新たな時代を迎えるIoTサービス「マナシステム」
株式会社スーパーアプリが提供する「マナシステム」は、陸上養殖および水耕栽培の現場を支える最先端のIoTサービスです。このシステムは、環境データをリアルタイムで監視・管理することを目的としており、特に魚と野菜の同時生産が可能なアクアポニックス施設において、その効果を発揮します。2026年7月1日からは、H.I.S.Mobileとの提携により、通信SIMやWi-Fiルーターなどを一括で提供する体制が整い、IoT導入プロセスがさらに円滑になります。
導入によるメリット
マナシステムの導入には、多くのメリットが期待されます。以下に主要なメリットを挙げてみましょう。
1. 環境変化の早期把握
マナシステムは水温、pH、溶存酸素量(DO)、電気伝導度(EC)、温湿度などの環境データを常時取得します。これにより、魚や植物の生育環境の微細な変化に対しても迅速に対応できるようになります。特に陸上養殖の場合、環境の異常が魚に直接影響を及ぼすため、早期のチェックが重要です。
2. 現場作業の効率化
従来の確認作業では、現場に足を運ぶ必要がありましたが、マナシステムを利用すれば、PCやスマホを通じて施設の状況を遠隔で確認できます。これにより、月に15〜30時間もかかっていた巡回作業の負担を大幅に軽減することが可能になります。
3. 経験汚染からの脱却
養殖や水耕栽培の運営には高い技術力が求められますが、マナシステムはデータを蓄積・可視化し、職人技に頼りがちな運営から脱却することを可能にします。

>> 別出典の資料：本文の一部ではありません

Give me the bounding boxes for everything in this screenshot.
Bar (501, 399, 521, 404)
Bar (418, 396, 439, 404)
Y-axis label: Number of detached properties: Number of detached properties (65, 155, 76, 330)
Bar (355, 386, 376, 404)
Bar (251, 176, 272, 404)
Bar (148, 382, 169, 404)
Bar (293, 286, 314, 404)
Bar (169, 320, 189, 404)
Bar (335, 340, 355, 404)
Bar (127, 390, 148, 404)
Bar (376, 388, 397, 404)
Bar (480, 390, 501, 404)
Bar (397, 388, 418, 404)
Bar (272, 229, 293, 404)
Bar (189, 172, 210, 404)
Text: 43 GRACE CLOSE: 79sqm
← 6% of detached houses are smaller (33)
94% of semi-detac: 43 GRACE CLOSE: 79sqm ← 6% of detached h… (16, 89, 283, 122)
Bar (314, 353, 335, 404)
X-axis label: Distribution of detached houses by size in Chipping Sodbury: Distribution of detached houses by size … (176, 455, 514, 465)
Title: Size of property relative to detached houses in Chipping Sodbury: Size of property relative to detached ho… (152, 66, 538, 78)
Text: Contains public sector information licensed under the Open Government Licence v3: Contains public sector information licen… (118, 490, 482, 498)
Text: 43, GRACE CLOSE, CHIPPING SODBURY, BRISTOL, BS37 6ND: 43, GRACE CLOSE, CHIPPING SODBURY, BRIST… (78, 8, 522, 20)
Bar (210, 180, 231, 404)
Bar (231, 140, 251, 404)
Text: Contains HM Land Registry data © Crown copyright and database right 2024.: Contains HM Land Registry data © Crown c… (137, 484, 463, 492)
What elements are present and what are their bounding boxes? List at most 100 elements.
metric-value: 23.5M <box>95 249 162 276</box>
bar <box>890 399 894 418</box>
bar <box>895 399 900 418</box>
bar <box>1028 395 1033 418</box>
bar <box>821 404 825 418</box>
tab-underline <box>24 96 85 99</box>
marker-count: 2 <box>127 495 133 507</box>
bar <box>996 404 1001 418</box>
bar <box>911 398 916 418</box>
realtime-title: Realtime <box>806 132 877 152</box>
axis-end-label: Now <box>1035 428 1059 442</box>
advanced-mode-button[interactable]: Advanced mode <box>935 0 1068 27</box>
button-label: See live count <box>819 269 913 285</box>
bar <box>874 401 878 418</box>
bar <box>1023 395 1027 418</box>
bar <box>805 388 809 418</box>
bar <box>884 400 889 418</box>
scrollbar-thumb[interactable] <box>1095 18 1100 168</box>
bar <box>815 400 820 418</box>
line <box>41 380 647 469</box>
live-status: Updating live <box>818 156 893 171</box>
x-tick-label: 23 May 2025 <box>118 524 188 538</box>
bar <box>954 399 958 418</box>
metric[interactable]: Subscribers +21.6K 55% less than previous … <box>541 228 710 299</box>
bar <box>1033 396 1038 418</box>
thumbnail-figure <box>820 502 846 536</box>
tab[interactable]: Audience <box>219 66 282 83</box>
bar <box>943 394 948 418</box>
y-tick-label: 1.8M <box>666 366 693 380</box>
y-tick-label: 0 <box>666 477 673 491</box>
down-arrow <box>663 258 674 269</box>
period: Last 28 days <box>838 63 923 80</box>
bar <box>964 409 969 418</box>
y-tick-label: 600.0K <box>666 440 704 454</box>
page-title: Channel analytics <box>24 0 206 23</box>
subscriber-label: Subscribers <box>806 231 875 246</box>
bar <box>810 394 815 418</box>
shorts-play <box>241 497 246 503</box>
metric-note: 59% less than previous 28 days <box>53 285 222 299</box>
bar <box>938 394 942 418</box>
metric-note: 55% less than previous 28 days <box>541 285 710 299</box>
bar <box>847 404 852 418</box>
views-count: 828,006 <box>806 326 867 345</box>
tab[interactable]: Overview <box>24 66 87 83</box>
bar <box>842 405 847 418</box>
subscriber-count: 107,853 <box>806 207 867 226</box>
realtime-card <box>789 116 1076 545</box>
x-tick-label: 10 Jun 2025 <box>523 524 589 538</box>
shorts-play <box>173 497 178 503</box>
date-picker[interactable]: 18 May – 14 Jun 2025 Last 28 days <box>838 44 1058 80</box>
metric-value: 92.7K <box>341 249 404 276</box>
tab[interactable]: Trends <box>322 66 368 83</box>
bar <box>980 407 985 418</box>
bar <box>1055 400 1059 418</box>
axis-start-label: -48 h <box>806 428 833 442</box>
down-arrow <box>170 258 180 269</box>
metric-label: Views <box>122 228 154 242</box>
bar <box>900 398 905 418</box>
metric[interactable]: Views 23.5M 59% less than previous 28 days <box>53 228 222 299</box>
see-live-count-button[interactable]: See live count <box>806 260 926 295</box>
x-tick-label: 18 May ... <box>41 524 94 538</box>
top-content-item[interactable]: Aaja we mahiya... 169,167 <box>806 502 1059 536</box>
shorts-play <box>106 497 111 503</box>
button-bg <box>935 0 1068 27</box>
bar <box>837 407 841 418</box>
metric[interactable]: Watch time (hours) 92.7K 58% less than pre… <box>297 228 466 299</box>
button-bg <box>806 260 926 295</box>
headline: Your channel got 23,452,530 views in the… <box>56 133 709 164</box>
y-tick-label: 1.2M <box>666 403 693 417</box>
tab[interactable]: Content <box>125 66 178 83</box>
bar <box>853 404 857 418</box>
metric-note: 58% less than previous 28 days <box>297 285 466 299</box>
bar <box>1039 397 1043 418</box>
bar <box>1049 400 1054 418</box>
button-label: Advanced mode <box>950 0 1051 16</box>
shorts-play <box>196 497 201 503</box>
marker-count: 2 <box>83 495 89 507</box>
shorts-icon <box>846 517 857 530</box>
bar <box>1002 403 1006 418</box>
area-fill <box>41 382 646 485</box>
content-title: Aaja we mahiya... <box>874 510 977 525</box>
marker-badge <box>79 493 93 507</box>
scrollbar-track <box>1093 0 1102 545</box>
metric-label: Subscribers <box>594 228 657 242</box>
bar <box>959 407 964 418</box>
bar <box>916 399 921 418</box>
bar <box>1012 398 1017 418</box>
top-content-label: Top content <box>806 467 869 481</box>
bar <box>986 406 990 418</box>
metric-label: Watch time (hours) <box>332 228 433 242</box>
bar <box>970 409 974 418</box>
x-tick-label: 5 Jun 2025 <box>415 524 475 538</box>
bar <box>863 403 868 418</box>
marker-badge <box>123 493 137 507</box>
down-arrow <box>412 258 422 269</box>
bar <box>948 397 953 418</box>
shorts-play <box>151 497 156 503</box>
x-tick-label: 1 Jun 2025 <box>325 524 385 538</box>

これにより、より均一な生産が実現します。
4. センサー校正の手間を削減
さらには、校正済みの高精度センサーが定期的に提供されることにより、手間がかかるセンサー交換や校正作業をスムーズに行える仕組みになっています。これにより、利用者は簡単にモニタリングを継続できます。
提携の意義
近年、陸上養殖や水耕栽培のニーズは増加していますが、通信環境や機器設定が導入のハードルになっていました。そこでH.I.S.Mobileとの提携が実現し、IoT導入時に必要な通信回線やルーター、初期設定を一括で提供することに成功しました。この取り組みにより、導入の負担が著しく軽減されます。
多様な対応と現場活用
マナシステムはアクアポニックスだけでなく、陸上養殖や水耕栽培といったさまざまな現場で活用が進んでいます。実際に静岡県の養殖場では、繊細な生体を扱うための環境管理を支援していますし、神奈川県の公共施設では地域活性化の一環としても使用されています。そして岐阜県八百津町では、2,800平方メートルのアクアポニックス農場「マナの菜園」を運営し、実証実験を進めています。
導入フローと請求体制
新サービスは、H.I.S.Mobileとの協力で専用申込フォームからの申し込みが可能です。請求は、通信関連はH.I.S.Mobile、システム利用はスーパーアプリが担当することで、スムーズな運用が実現されています。
まとめ
スーパーアプリは、今後も「マナシステム」を展開していくとともに、持続可能な農業と養殖の発展に寄与するために技術革新を続けていきます。これを使った新しい生産モデルがどのように進化していくのか、注目が集まります。